J’ai écrit ce livre en 1933 à l’âge de vingt-deux ans dans une ville que j’aimais, Sibiu, en Transylvanie. J’avais terminé mes études et, pour tromper mes parents, mais aussi pour me tromper moi-même, je fis semblant de travailler à une thèse. Je dois avouer que le jargon philosophique flattait ma vanité et me faisait mépriser quiconque usait du langage normal. À tout cela un bouleversement intérieur vint mettre un terme et ruiner par là même tous mes projets.
Le phénomène capital, le désastre par excellence est la veille ininterrompue, ce néant sans trêve. Pendant des heures et des heures je me promenais la nuit dans des rues vides ou, parfois, dans celles que hantaient des solitaires professionnelles, compagnes idéales dans les instants de suprême désarroi. L’insomnie est une lucidité vertigineuse qui convertirait le paradis en un lieu de torture. Tout est préférable à cet éveil permanent, à cette absence criminelle de l’oubli. C’est pendant ces nuits infernales que j’ai compris l’inanité de la philosophie. Les heures de veille sont au fond un interminable rejet de la pensée par la pensée, c’est la conscience exaspérée par elle-même, une déclaration de guerre, un ultimatum infernal de l’esprit à lui-même. La marche, elle, vous empêche de tourner et retourner des interrogations sans réponse, alors qu’au lit on remâche l’insoluble jusqu’au vertige.
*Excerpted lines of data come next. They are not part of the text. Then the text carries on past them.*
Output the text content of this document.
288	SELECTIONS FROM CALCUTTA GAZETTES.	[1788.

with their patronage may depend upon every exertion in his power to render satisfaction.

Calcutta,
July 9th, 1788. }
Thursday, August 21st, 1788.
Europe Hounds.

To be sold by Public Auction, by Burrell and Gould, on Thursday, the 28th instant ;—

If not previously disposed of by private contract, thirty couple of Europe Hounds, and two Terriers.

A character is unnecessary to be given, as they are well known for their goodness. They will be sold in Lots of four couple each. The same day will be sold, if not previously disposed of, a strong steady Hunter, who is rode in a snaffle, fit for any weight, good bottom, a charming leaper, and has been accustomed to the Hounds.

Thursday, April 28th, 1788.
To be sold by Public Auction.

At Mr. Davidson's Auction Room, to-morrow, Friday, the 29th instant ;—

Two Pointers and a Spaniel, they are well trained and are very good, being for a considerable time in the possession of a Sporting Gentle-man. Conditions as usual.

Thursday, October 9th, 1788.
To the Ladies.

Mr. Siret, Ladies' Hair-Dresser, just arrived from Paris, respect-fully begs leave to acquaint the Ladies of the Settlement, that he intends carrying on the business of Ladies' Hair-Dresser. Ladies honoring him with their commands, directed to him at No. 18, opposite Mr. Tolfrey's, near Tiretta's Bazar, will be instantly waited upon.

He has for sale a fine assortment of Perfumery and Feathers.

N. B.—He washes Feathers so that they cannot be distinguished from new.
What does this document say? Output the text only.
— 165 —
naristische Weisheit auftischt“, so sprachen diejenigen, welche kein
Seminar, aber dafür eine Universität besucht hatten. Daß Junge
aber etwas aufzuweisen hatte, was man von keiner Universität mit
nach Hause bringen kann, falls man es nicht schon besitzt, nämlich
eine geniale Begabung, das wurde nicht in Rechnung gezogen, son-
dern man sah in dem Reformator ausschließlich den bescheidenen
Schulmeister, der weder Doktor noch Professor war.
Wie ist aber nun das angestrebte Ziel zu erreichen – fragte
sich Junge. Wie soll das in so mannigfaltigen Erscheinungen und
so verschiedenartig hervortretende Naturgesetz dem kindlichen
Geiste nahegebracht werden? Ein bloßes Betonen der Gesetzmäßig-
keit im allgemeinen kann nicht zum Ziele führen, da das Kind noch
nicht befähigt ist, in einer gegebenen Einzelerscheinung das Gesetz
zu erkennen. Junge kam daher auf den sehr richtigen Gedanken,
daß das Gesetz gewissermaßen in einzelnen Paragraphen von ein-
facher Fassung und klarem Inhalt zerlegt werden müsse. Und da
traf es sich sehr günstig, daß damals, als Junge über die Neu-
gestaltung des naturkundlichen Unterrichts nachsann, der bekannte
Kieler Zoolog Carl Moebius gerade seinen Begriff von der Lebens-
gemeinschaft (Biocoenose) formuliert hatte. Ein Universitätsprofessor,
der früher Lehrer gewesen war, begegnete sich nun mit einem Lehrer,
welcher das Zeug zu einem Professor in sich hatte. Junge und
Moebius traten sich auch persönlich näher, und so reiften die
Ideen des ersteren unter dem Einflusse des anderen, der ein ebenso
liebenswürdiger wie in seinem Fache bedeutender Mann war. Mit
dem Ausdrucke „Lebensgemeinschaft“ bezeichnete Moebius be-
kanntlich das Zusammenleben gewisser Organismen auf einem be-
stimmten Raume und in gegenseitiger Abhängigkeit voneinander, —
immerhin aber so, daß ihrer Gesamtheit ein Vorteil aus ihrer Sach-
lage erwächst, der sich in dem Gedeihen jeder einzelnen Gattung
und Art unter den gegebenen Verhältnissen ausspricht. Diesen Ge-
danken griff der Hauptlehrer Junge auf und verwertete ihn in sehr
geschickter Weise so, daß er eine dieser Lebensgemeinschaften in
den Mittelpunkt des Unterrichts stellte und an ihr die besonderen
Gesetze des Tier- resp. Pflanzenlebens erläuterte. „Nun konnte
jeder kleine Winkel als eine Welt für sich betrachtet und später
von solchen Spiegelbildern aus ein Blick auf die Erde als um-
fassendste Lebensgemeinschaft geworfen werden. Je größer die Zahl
Voilà dans quel état d’esprit j’ai conçu ce livre, qui a été pour moi une sorte de libération, d’explosion salutaire. Si je ne l’avais pas écrit, j’aurais sûrement mis un terme à mes nuits.


E.M. Cioran est né le 8 avril 1911 à Rasinari (Roumanie) d’une mère athée et d’un père, pope orthodoxe. À 22 ans, il publie son premier ouvrage Sur les cimes du désespoir puis Le livre des leurres. Son troisième ouvrage, très antireligieux, Des larmes et des saints fait scandale dans son pays. En 1936, paraît La transfiguration de la Roumanie. Cioran s’installe définitivement à Paris en 1941, et se consacre à l’écriture, vivant très modestement à l’écart de la vie parisienne . Il fréquente des penseurs et des écrivains qui lui sont proches tels que Ionesco, Eliade, Beckett et Michaux notamment. Il rédige désormais ses ouvrages, principalement composés d’aphorismes, dans un français extrêmement ciselé. Cioran publie en 1987 son dernier ouvrage Aveux et anathèmes. Il meurt en 1995 à Paris.


Emile Michel Cioran, "Sur les cimes du désespoir"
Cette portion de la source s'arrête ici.